Do Pheasants Mate for Life? What You Need To Know!

Ring-necked pheasant bird flying near trees

Pheasants are a rare sight on most farms, homesteads, and even in the wild. This can make some of their behaviors mysterious to the average person. One of the most common questions that seems to arise about pheasants is whether or not they mate for life. Pheasants do not mate for life. Here’s what you need to know about the mating habits of pheasants.

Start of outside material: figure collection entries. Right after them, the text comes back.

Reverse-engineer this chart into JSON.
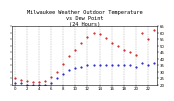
{
  "title": "Milwaukee Weather Outdoor Temperature\nvs Dew Point\n(24 Hours)",
  "title_fontsize": 3.8,
  "temp_color": "#cc0000",
  "dew_color": "#0000cc",
  "background_color": "#ffffff",
  "grid_color": "#888888",
  "tick_fontsize": 2.8,
  "hours": [
    0,
    1,
    2,
    3,
    4,
    5,
    6,
    7,
    8,
    9,
    10,
    11,
    12,
    13,
    14,
    15,
    16,
    17,
    18,
    19,
    20,
    21,
    22,
    23
  ],
  "temp": [
    25,
    24,
    23,
    22,
    22,
    23,
    26,
    30,
    36,
    42,
    47,
    52,
    57,
    60,
    59,
    56,
    52,
    50,
    47,
    45,
    43,
    60,
    55,
    62
  ],
  "dew": [
    21,
    21,
    20,
    20,
    20,
    20,
    21,
    25,
    28,
    31,
    33,
    34,
    35,
    35,
    35,
    35,
    35,
    35,
    35,
    35,
    34,
    37,
    35,
    37
  ],
  "ylim": [
    20,
    65
  ],
  "yticks": [
    20,
    25,
    30,
    35,
    40,
    45,
    50,
    55,
    60,
    65
  ],
  "xlim": [
    -0.5,
    23.5
  ],
  "xticks": [
    0,
    2,
    4,
    6,
    8,
    10,
    12,
    14,
    16,
    18,
    20,
    22
  ],
  "xtick_labels": [
    "0",
    "2",
    "4",
    "6",
    "8",
    "10",
    "12",
    "14",
    "16",
    "18",
    "20",
    "22"
  ],
  "ytick_labels": [
    "20",
    "25",
    "30",
    "35",
    "40",
    "45",
    "50",
    "55",
    "60",
    "65"
  ],
  "vgrid_positions": [
    0,
    2,
    4,
    6,
    8,
    10,
    12,
    14,
    16,
    18,
    20,
    22
  ],
  "marker_size": 1.0,
  "dot_linewidth": 0.5
}
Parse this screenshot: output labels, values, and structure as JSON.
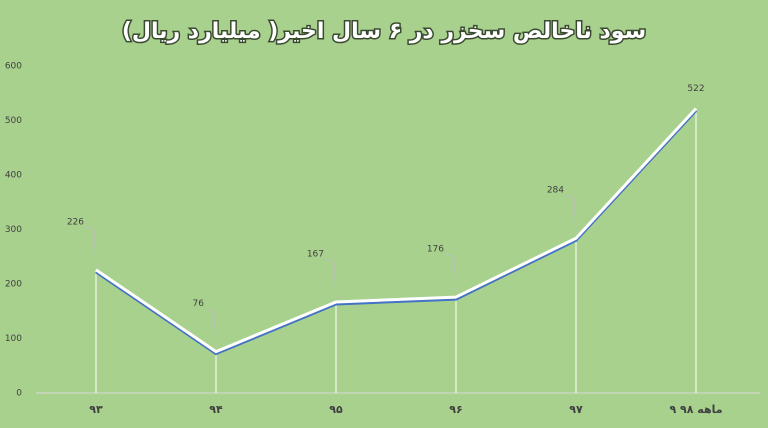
{
  "chart_data": {
    "type": "line",
    "title": "سود ناخالص سخزر در ۶ سال اخیر( میلیارد ریال)",
    "categories": [
      "۹۳",
      "۹۴",
      "۹۵",
      "۹۶",
      "۹۷",
      "۹ ماهه ۹۸"
    ],
    "values": [
      226,
      76,
      167,
      176,
      284,
      522
    ],
    "color": "#ffffff",
    "ylim": [
      0,
      600
    ],
    "yticks": [
      0,
      100,
      200,
      300,
      400,
      500,
      600
    ],
    "grid": false
  }
}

Do Pheasants Mate for Life?

Pheasants do not mate for life. They typically mate along polygamous lines, with a single male pheasant keeping a harem of hens. These females are each monogamous with the male, while the male will mate with all of the females in the harem. The monogamous commitment of the females to the male doesn’t necessarily carry over to each new breeding season, though. Females will often choose a dominant male to mate with and continue to mate with him throughout the breeding season. Next breeding season, the same male may no longer be the dominant male.

Golden pheasant bird standing near tall grass
Image By: 70154, Pixabay

What Determines the Dominance of a Male Pheasant?

There are multiple characteristics that may attract a female pheasant to a male for mating. The main thing females look for is the ability of the male to protect the female and the harem as a whole. Larger, flashier, and more aggressive males are more likely to be perceived as dominant and earn mating rights than other males. Near the beginning of the breeding season, male pheasants will begin strutting their stuff to attract females. They will compete with each other through a series of vocalizations and will resort to physical fights if necessary.

Another consideration that females may instinctually have regarding dominant male pheasants is their virility or ability to produce young. If a female has mated with a male pheasant but something interfered with the fertilization of the eggs, the female may seek out a different male to mate with for the season. This is not a guarantee, but it’s a behavior that is seen on occasion.

Mikado Pheasant
Image By: feathercollector, Shutterstock

How Many Breeding Seasons Do Pleasants Have Per Year?

Pheasants have one breeding season every year. Their breeding season lasts from April to June every year. Over a period of 2–3 weeks, a single female pheasant will lay up to a dozen eggs. The incubation period for these eggs is around 23 days, after which the eggs will hatch and the female will care for the young. Male pheasants rarely provide care to chicks, although they are still likely to protect their territory if a predator or another male enters it.divider-bird


Once a male has successfully attracted a female pheasant, they will breed and she will likely stay a member of his harem in his territory throughout the season. A male provides protection to his harem and the territory in general, while the females take on the role of preparing the nest, caring for the eggs, and caring for the chicks until they are old enough to fend for themselves. The mating behaviors of pheasants can be interesting to witness, especially when you have the opportunity to see males strutting their stuff to attract the best females in the area.